Siempre recuerdo que muchas personas me detenían y terminaban en la inevitable pregunta de ¿sos abogada y dejaste todo para hacer esto?. Algunos intentaban convencerme de que volviera a mi casa y otros, la gente más grande, me decían que estaba viviendo y que eso estaba bien. Yo siempre respondía que sí con una sonrisa, pero había mucho más detrás de esa respuesta.
Reflexión
“Hay que animarse, che” era lo que escuchaba siempre cuando terminaba de contar la historia, y puede que cerca de esa afirmación se escondiera una verdad.
No es que haya que animarse o forzarse a este tipo de experiencias, hay que animarse a hacer lo que nos lleve a dónde queremos estar.
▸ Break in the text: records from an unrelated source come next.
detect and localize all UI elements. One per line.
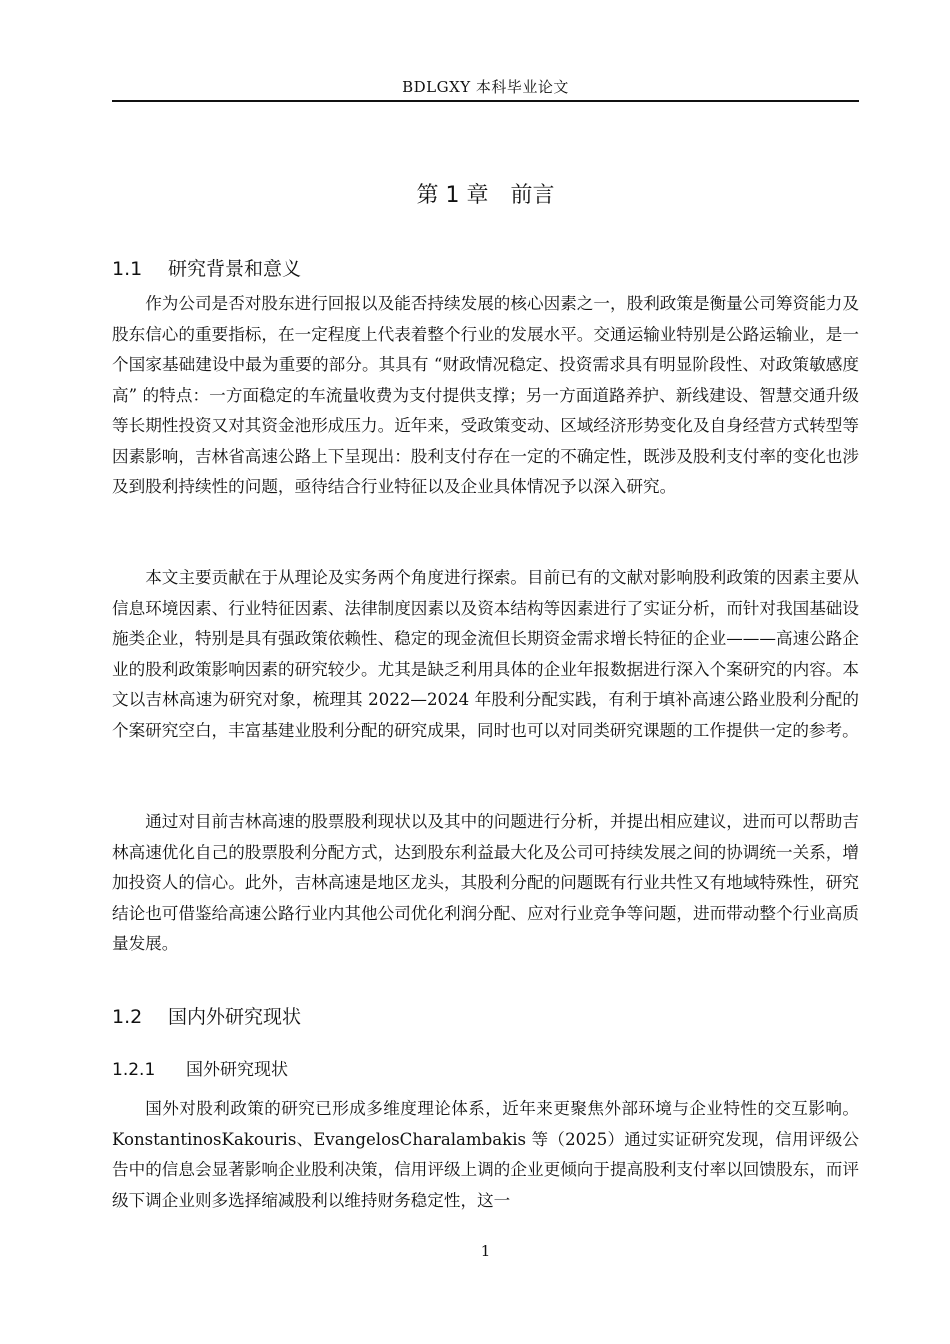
body-paragraph: 作为公司是否对股东进行回报以及能否持续发展的核心因素之一，股利政策是衡量公司筹资能力及股东信心的重要指标，在一定程度上代表着整个行业的发展水平。交通运输业特别是公路运输业，是一个国家基础建设中最为重要的部分。其具有 “财政情况稳定、投资需求具有明显阶段性、对政策敏感度高” 的特点：一方面稳定的车流量收费为支付提供支撑；另一方面道路养护、新线建设、智慧交通升级等长期性投资又对其资金池形成压力。近年来，受政策变动、区域经济形势变化及自身经营方式转型等因素影响，吉林省高速公路上下呈现出：股利支付存在一定的不确定性，既涉及股利支付率的变化也涉及到股利持续性的问题，亟待结合行业特征以及企业具体情况予以深入研究。 bbox=[112, 294, 859, 496]
section-title: 研究背景和意义 bbox=[168, 258, 302, 280]
subsection-heading-1-2-1 bbox=[112, 1055, 288, 1080]
section-number: 1.1 bbox=[112, 258, 143, 280]
running-header: BDLGXY 本科毕业论文 bbox=[402, 78, 569, 96]
subsection-number: 1.2.1 bbox=[112, 1060, 156, 1080]
body-paragraph: 通过对目前吉林高速的股票股利现状以及其中的问题进行分析，并提出相应建议，进而可以帮助吉林高速优化自己的股票股利分配方式，达到股东利益最大化及公司可持续发展之间的协调统一关系，增加投资人的信心。此外，吉林高速是地区龙头，其股利分配的问题既有行业共性又有地域特殊性，研究结论也可借鉴给高速公路行业内其他公司优化利润分配、应对行业竞争等问题，进而带动整个行业高质量发展。 bbox=[112, 812, 859, 953]
section-title: 国内外研究现状 bbox=[168, 1006, 302, 1028]
chapter-heading bbox=[112, 178, 859, 209]
page-number: 1 bbox=[480, 1242, 491, 1260]
chapter-number: 第 1 章 bbox=[416, 183, 489, 208]
subsection-title: 国外研究现状 bbox=[186, 1060, 288, 1080]
section-number: 1.2 bbox=[112, 1006, 143, 1028]
section-heading-1-2 bbox=[112, 1002, 301, 1029]
header-rule bbox=[112, 100, 859, 102]
section-heading-1-1 bbox=[112, 254, 301, 281]
chapter-title: 前言 bbox=[510, 183, 555, 208]
body-paragraph: 本文主要贡献在于从理论及实务两个角度进行探索。目前已有的文献对影响股利政策的因素主要从信息环境因素、行业特征因素、法律制度因素以及资本结构等因素进行了实证分析，而针对我国基础设施类企业，特别是具有强政策依赖性、稳定的现金流但长期资金需求增长特征的企业———高速公路企业的股利政策影响因素的研究较少。尤其是缺乏利用具体的企业年报数据进行深入个案研究的内容。本文以吉林高速为研究对象，梳理其 2022—2024 年股利分配实践，有利于填补高速公路业股利分配的个案研究空白，丰富基建业股利分配的研究成果，同时也可以对同类研究课题的工作提供一定的参考。 bbox=[112, 568, 859, 740]
body-paragraph: 国外对股利政策的研究已形成多维度理论体系，近年来更聚焦外部环境与企业特性的交互影响。KonstantinosKakouris、EvangelosCharalambakis 等（2025）通过实证研究发现，信用评级公告中的信息会显著影响企业股利决策，信用评级上调的企业更倾向于提高股利支付率以回馈股东，而评级下调企业则多选择缩减股利以维持财务稳定性，这一 bbox=[112, 1099, 859, 1210]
Dar el paso de viajar sola, reconstruirme y empezar de nuevo me parecía impensado. Ese momento representó el comienzo de un camino de transformación en donde salí de mi zona de confort. Me puse en situaciones que me fortalecieron, me despojaron de todo la carga innecesaria. Crecí y descubrí cómo vivir con menos me hacía más simple y a su vez eso me hacía más feliz.
Me costó muchísimo saberme sola, me perdí y pierdo de vivir un día a día con las personas que amo pero gané una fuerza que arrasó con todo y me trajo hasta dónde estoy hoy. Y donde estoy hoy es un paso más cerca de a dónde quiero llegar mañana.
Creo que la clave está en eso: saber que somos la suma de experiencias que elegimos vivir las que nos llevarán a quienes queremos ser.